Elle avait fondé le Centre Phi pour redonner à la communauté, pour que sa fortune soutienne les arts à Montréal. Aujourd'hui, la mécène montréalaise Phoebe Greenberg dit avoir découvert que sa grande amie, celle qu'elle avait installée à la présidence de l'organisme, lui volait des millions en cachette.

Une requête déposée en Cour supérieure par Mme Greenberg et le Centre Phi ouvre pour le commun des mortels une fenêtre sur un monde où l'argent coule à flots et où il peut parfois être difficile de distinguer les vrais amis des profiteurs qui cherchent à s'enrichir.

Âgée de 53 ans, Phoebe Greenberg a créé il y a cinq ans dans le Vieux-Montréal le Centre Phi, carrefour multidisciplinaire et lieu d'expérimentation avec expositions, projections, présentations interactives et boutique de luxe.

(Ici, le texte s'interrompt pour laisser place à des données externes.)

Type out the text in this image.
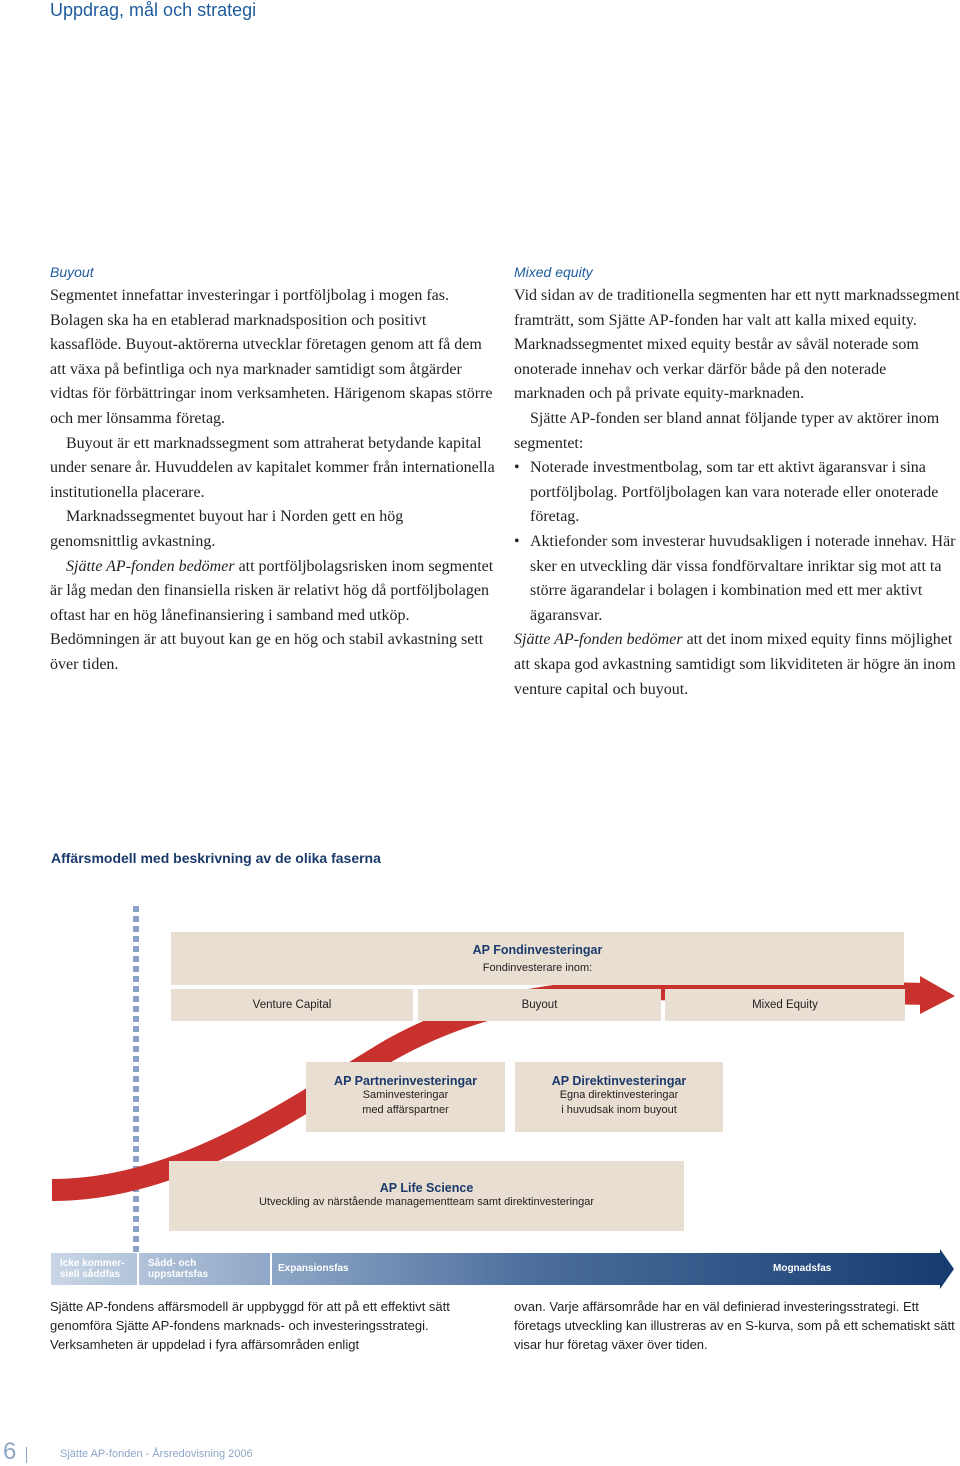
Uppdrag, mål och strategi
Buyout

Segmentet innefattar investeringar i portföljbolag i mogen fas. Bolagen ska ha en etablerad marknadsposition och positivt kassaflöde. Buyout-aktörerna utvecklar företagen genom att få dem att växa på befintliga och nya marknader samtidigt som åtgärder vidtas för förbättringar inom verksamheten. Härigenom skapas större och mer lönsamma företag.

Buyout är ett marknadssegment som attraherat betydande kapital under senare år. Huvuddelen av kapitalet kommer från internationella institutionella placerare.

Marknadssegmentet buyout har i Norden gett en hög genomsnittlig avkastning.

Sjätte AP-fonden bedömer att portföljbolagsrisken inom segmentet är låg medan den finansiella risken är relativt hög då portföljbolagen oftast har en hög lånefinansiering i samband med utköp. Bedömningen är att buyout kan ge en hög och stabil avkastning sett över tiden.

Mixed equity

Vid sidan av de traditionella segmenten har ett nytt marknadssegment framträtt, som Sjätte AP-fonden har valt att kalla mixed equity. Marknadssegmentet mixed equity består av såväl noterade som onoterade innehav och verkar därför både på den noterade marknaden och på private equity-marknaden.

Sjätte AP-fonden ser bland annat följande typer av aktörer inom segmentet:

• Noterade investmentbolag, som tar ett aktivt ägaransvar i sina portföljbolag. Portföljbolagen kan vara noterade eller onoterade företag.
• Aktiefonder som investerar huvudsakligen i noterade innehav. Här sker en utveckling där vissa fondförvaltare inriktar sig mot att ta större ägarandelar i bolagen i kombination med ett mer aktivt ägaransvar.

Sjätte AP-fonden bedömer att det inom mixed equity finns möjlighet att skapa god avkastning samtidigt som likviditeten är högre än inom venture capital och buyout.

Affärsmodell med beskrivning av de olika faserna
AP Fondinvesteringar
Fondinvesterare inom:
Venture Capital	Buyout	Mixed Equity
AP Partnerinvesteringar
Saminvesteringar
med affärspartner
AP Direktinvesteringar
Egna direktinvesteringar
i huvudsak inom buyout
AP Life Science
Utveckling av närstående managementteam samt direktinvesteringar
Icke kommer-
siell såddfas
Sådd- och
uppstartsfas
Expansionsfas	Mognadsfas

Sjätte AP-fondens affärsmodell är uppbyggd för att på ett effektivt sätt genomföra Sjätte AP-fondens marknads- och investeringsstrategi. Verksamheten är uppdelad i fyra affärsområden enligt

ovan. Varje affärsområde har en väl definierad investeringsstrategi. Ett företags utveckling kan illustreras av en S-kurva, som på ett schematiskt sätt visar hur företag växer över tiden.

6	Sjätte AP-fonden - Årsredovisning 2006
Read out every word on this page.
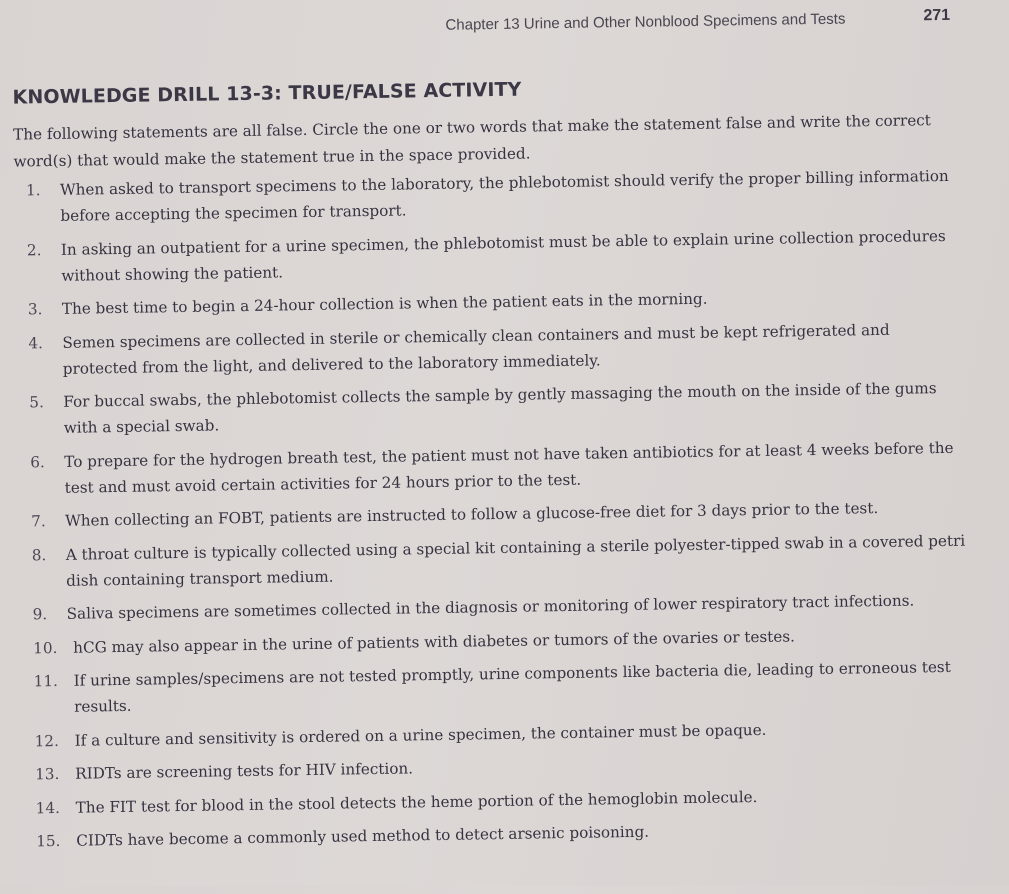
Chapter 13 Urine and Other Nonblood Specimens and Tests	271
KNOWLEDGE DRILL 13-3: TRUE/FALSE ACTIVITY
The following statements are all false. Circle the one or two words that make the statement false and write the correct word(s) that would make the statement true in the space provided.
1.	When asked to transport specimens to the laboratory, the phlebotomist should verify the proper billing information before accepting the specimen for transport.
2.	In asking an outpatient for a urine specimen, the phlebotomist must be able to explain urine collection procedures without showing the patient.
3.	The best time to begin a 24-hour collection is when the patient eats in the morning.
4.	Semen specimens are collected in sterile or chemically clean containers and must be kept refrigerated and protected from the light, and delivered to the laboratory immediately.
5.	For buccal swabs, the phlebotomist collects the sample by gently massaging the mouth on the inside of the gums with a special swab.
6.	To prepare for the hydrogen breath test, the patient must not have taken antibiotics for at least 4 weeks before the test and must avoid certain activities for 24 hours prior to the test.
7.	When collecting an FOBT, patients are instructed to follow a glucose-free diet for 3 days prior to the test.
8.	A throat culture is typically collected using a special kit containing a sterile polyester-tipped swab in a covered petri dish containing transport medium.
9.	Saliva specimens are sometimes collected in the diagnosis or monitoring of lower respiratory tract infections.
10.	hCG may also appear in the urine of patients with diabetes or tumors of the ovaries or testes.
11.	If urine samples/specimens are not tested promptly, urine components like bacteria die, leading to erroneous test results.
12.	If a culture and sensitivity is ordered on a urine specimen, the container must be opaque.
13.	RIDTs are screening tests for HIV infection.
14.	The FIT test for blood in the stool detects the heme portion of the hemoglobin molecule.
15.	CIDTs have become a commonly used method to detect arsenic poisoning.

Héritière d'une grande fortune familiale amassée dans l'immobilier et la construction, Mme Greenberg en assume personnellement les frais. « Les coûts d'ouverture et d'opération du Centre Phi ont été pour la plupart financés par Greenberg avec ses propres fonds personnels depuis sa fondation », lit-on dans la requête rédigée par ses avocats.

UNE AMIE PROCHE

Il y a des années, elle avait confié la présidence du centre à son amie Giuseppina Mancuso. Selon la requête, Mme Mancuso était payée 409 000 $ par an. Pour l'aider à arrondir quelque peu ses fins de mois, Mme Greenberg lui accordait aussi 200 000 $ de ses fonds personnels chaque année afin qu'elle puisse s'acheter des vêtements et se procurer des soins de beauté. Elle payait aussi les études des enfants de Mme Mancuso dans une école secondaire privée.

Giuseppina Mancuso était l'employée au sommet de la hiérarchie du centre, celle à qui Mme Greenberg faisait le plus confiance, précisent les avocats. C'était aussi une amie proche de la mécène.

En avril dernier, le directeur des finances du Centre Phi, Michel Bérubé, a fait remarquer à Mme Greenberg qu'elle dépensait beaucoup d'argent depuis quelque temps.

La mécène affirme être restée surprise, car elle ne se souvenait pas de dépenses particulièrement extravagantes.

Des vérifications internes ont été entreprises. Rapidement, l'organisme affirme avoir découvert que Mme Mancuso avait acheté pour 500 000 $ de vêtements en 13 mois, à l'aide des cartes de crédit du Centre Phi. Largement au-delà de la limite de 200 000 $ par an fixée par Phoebe Greenberg.

Mme Mancuso a donc été congédiée en avril dernier. En l'honneur de leur amitié de longue date, Mme Greenberg a accepté de lui verser trois ans de salaire, soit 1,5 million, comme compensation pour la fin de son emploi.

5,2 MILLIONS MANQUANTS

Elle lui a fait un premier versement de 407 000 $, mais peu après, le Centre Phi dit avoir découvert que les sommes détournées par Mme Mancuso dépassaient largement ce qui avait été soupçonné jusqu'alors.

Elle aurait détourné 5,2 millions de 2014 à 2017, grâce à des cartes de crédit, ainsi qu'au moyen de paiements directs à elle-même ou à son mari Bayard Whittall et à l'entreprise de ce dernier, Two Monsters Exotics.

Les dépenses injustifiées prenaient notamment la forme d'avances de fonds de 809 000 $ sur les cartes de crédit.

Dans sa requête à la Cour, Mme Greenberg demande donc l'annulation du dédommagement de 407 000 $ déjà versé à Mme Mancuso, en plus d'exiger de sa part une somme de 5,2 millions en compensation pour l'argent qu'elle aurait détourné.

L'avocate de Mme Greenberg n'a pas souhaité faire de commentaires vendredi. Mme Mancuso n'a pas répondu à nos nombreux appels à sa résidence de Westmount.

Aucune date n'a été fixée pour un procès dans cette affaire jusqu'ici.